Kathrins Notiz-Blog 2. Dezember 08

In der Schule habe ich gelernt, dass jedes Schnee-Kristall eine andere Form hat. Nach dem Unterricht betrachtete ich die Schneeflocken auf meinem Handschuh. Es waren nicht viele, aber sie hatten wirklich jedes seine eigene Gestalt.

Künstlicher Schnee besteht nicht aus Kristallen, sondern aus winzigen Kugeln. Diese haften nicht wie die Kristalle aneinander. Deshalb kann man aus künstlichem Schnee keinen Schneeball formen. Der Mensch ist nicht in der Lage, die einzigartige Struktur des Schnees nachzubauen.
Mittlerweile stehen auf fast allen Skipisten Schneekanonen, weil der natürliche Schnee nicht mehr ausreicht.

Gestern waren der Fotograf Stephan Pramme und ich in einer Schneehalle, einer Art Tropical Island für den Winter. Von der Autobahn aus sahen wir die Halle riesig aus der norddeutschen Ebene ragen. Ihr Dach glich bereits einem Skihang. An der Vorderfront der Halle pappte eine Reihe alpiner Holzhäuschen, eine Hotelanlage für Leute, die nicht bis nach Österreich fahren wollen. Von ihren Balkonen blicken sie in das nebelige mecklenburgische Land. Ich fragte mich, ob jemals ein Mensch an so einem Ort Urlaub macht. Joladihö-DuDödelDu…

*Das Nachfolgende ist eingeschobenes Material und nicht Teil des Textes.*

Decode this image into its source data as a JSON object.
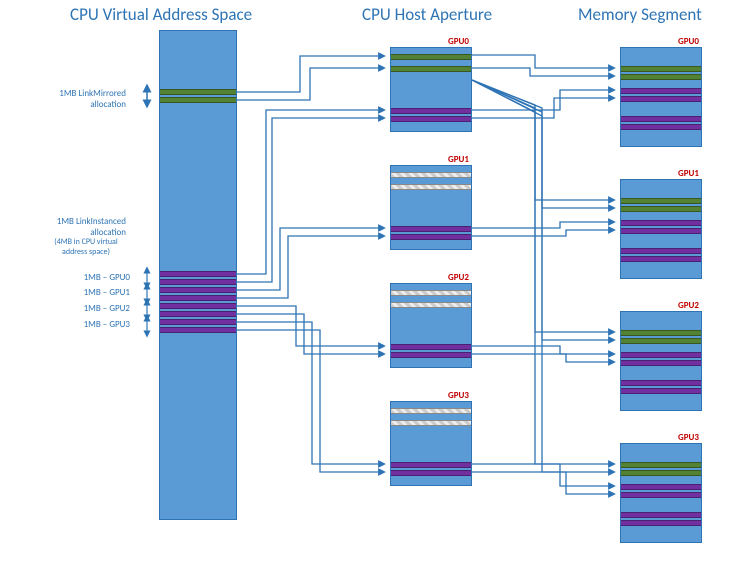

Der Hüttenzauber setzte sich im Foyer fort. Polnische Serviererinnen in schlecht sitzenden Dirndln verkauften mieses Essen. Man hatte uns an diesen grausamen Ort geschickt, um Menschen im Schnee zu porträtieren. Hier gab es zwar keinen echten, sondern nur Kunstschnee, doch echter Schnee war an diesem ersten Sonntag im Advent nirgendwo aufzutreiben.

Wir trafen eine Menge sympathischer Leute. Als hätte die Spezies, die den Ort geschaffen hat, nicht das Geringste mit den Benutzern gemein.

Jeder weiß, dass der Mensch ein widersprüchliches Wesen ist, doch räumlich hatte ich das noch nie erfahren. Gewöhnlich passen die Orte zu ihren Bewohnern. Oder Orte und Bewohner passen sich einander an. Zum Beispiel wirken Menschen in einer Kunstgalerie oder im Foyer eines Theaters behutsamer, gebildeter und besser gekleidet als in der Kaufhalle.

Die Schneehalle wurde uns durch die erfreulichen Begegnungen nicht sympathischer. Die Kluft zwischen dem Ort und den aktiven, freundlichen Menschen blieb.

Wie muss man ticken, um dafür zu bezahlen, den Sonntag an einem derart schummrig beleuchteten Ort mit katastrophalem Musikprogramm und schlechtem Essen zu verbringen? Ist Schnee ein Stoff, nach dem man süchtig werden kann? Das wäre ein mildernder Umstand. Sonst würde ich diese Menschen einfach für gefährlich halten.